The effects of Hessian eigenvalue spectral density type on the applicability of Hessian analysis to generalization capability assessment of neural networks
Nikita Gabdullin
TL;DR
This work investigates how the Hessian eigenvalue spectral density (HESD) relates to neural network generalization, focusing on the prevalence of MP-HESD (mostly positive eigenvalues) during standard training and the emergence of MN-HESD (mostly negative eigenvalues) under external gradient manipulation. It introduces a practical HESD-type criterion, Ct, to classify HESD type and outlines a unified generalization assessment framework that remains reliable for MP-HESD but breaks down for MN-HESD. The study demonstrates that data augmentation and typical optimizers maintain MP-HESD and good generalization, while gradient manipulations (e.g., AdaHessian, clipping) can induce MN-HESD and undermine Hessian-based conclusions.
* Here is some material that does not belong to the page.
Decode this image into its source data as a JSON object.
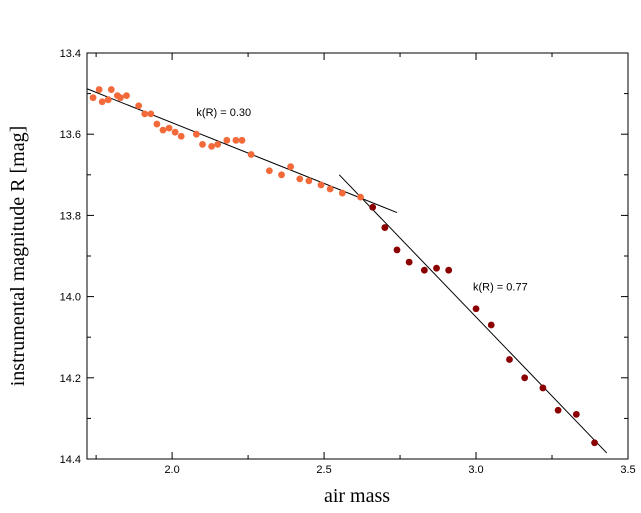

It further proposes updated numerical conditions and an algorithm to assess generalization using HESD, emphasizing the need to verify HESD type before applying Hessian-based criteria and acknowledging quasi-singular HESD as a potential confounder. The findings highlight a practical pathway for Hessian-based generalization analysis in MP-HESD scenarios while warning against reliance on such analyses when MN-HESD is present, with implications for model selection and training protocols in real-world settings.
Abstract
Hessians of neural network (NN) contain essential information about the curvature of NN loss landscapes which can be used to estimate NN generalization capabilities. We have previously proposed generalization criteria that rely on the observation that Hessian eigenvalue spectral density (HESD) behaves similarly for a wide class of NNs. This paper further studies their applicability by investigating factors that can result in different types of HESD. We conduct a wide range of experiments showing that HESD mainly has positive eigenvalues (MP-HESD) for NN training and fine-tuning with various optimizers on different datasets with different preprocessing and augmentation procedures. We also show that mainly negative HESD (MN-HESD) is a consequence of external gradient manipulation, indicating that the previously proposed Hessian analysis methodology cannot be applied in such cases. We also propose criteria and corresponding conditions to determine HESD type and estimate NN generalization potential. These HESD types and previously proposed generalization criteria are combined into a unified HESD analysis methodology. Finally, we discuss how HESD changes during training, and show the occurrence of quasi-singular (QS) HESD and its influence on the proposed methodology and on the conventional assumptions about the relation between Hessian eigenvalues and NN loss landscape curvature.